The germans also toyed with various face-hardening techniques, some of which turned out to make the armour too brittle under combat conditions.
Yes, as stated (once or twice) before - reload times and turret rotation speeds are averaged. Turrets on electrical drives, such as the Tiger's, depend directly on the engine revs - but you also run the risk of burning out the clutches or oeverheating the engine if you are inexperienced. Reload times will get cleverer when we implement ready-racks - but, of course, we'll then get people moaning about how slow the reload is when they forget to restock the ready-rack!
For the record, the Tiger's armour (at 100mm) doesn't overmatch an 85mm round enough to cause any issues for the round; it does for the 76mm. See the Tiger vs. T-34 76 in maps to come!

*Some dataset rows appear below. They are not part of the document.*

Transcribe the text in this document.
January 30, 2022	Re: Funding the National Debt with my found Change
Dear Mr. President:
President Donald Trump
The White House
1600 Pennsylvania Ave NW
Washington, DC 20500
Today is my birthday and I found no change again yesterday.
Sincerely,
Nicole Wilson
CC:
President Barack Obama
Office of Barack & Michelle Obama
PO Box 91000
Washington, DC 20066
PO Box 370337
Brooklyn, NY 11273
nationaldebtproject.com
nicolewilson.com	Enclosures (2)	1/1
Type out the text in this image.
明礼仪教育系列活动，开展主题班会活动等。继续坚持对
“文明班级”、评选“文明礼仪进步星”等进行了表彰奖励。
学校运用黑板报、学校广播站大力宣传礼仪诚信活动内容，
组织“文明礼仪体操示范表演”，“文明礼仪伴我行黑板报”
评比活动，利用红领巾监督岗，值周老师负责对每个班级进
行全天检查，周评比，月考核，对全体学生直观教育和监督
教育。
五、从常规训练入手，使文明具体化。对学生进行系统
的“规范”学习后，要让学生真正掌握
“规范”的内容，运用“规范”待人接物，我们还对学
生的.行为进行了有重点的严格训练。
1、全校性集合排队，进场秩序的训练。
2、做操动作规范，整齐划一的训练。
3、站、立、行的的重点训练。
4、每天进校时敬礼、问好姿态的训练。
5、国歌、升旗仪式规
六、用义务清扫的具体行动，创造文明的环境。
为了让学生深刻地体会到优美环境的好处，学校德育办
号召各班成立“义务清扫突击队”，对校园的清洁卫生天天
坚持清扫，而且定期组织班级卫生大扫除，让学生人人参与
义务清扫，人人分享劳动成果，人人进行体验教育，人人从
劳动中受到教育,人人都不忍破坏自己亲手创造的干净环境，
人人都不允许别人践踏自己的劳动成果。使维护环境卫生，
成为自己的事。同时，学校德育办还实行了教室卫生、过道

Likewise, it is incorrect to assume that armour slope makes no difference - it makes a vast difference in how the energy from an incoming round is applied. When the angle becomes steep enough, the kinetic energy is suddenly applied to a far larger area and fails to cause the requisite super-heating of the armour at the contact point - and fails to penetrate. Doesn't matter how much the round over-matches the armour at that point, unless the armour is poor quality enough to shatter.
Back to the original ref material: we use modern (post-war) research from various British, American and Soviet sources on how penetration occurs. One of the things this tends to show is that the "T/d" ratio is something of a fallacy - what matters is the energy the round is carrying and whether or not it can be applied on a sufficiently small area. Steeply angled armour immediately spreads the impact. This is also why the modern trend is to create LONGER penetrators, not BROADER
More energy applied, over the same surface area.
EDIT: Yes, the Tiger was becoming obsolete on the Eastern Front from 1944 on. It was helped by the poor quality/training of many Soviet crews and the experience of the Tiger crews. Its reputation is best known from US/British opponents who only had 76mm guns (on the whole) and had a torrid time dealing with Tigers. Also, there are NO maps from us showing the Tiger in its 1942/43 heyday!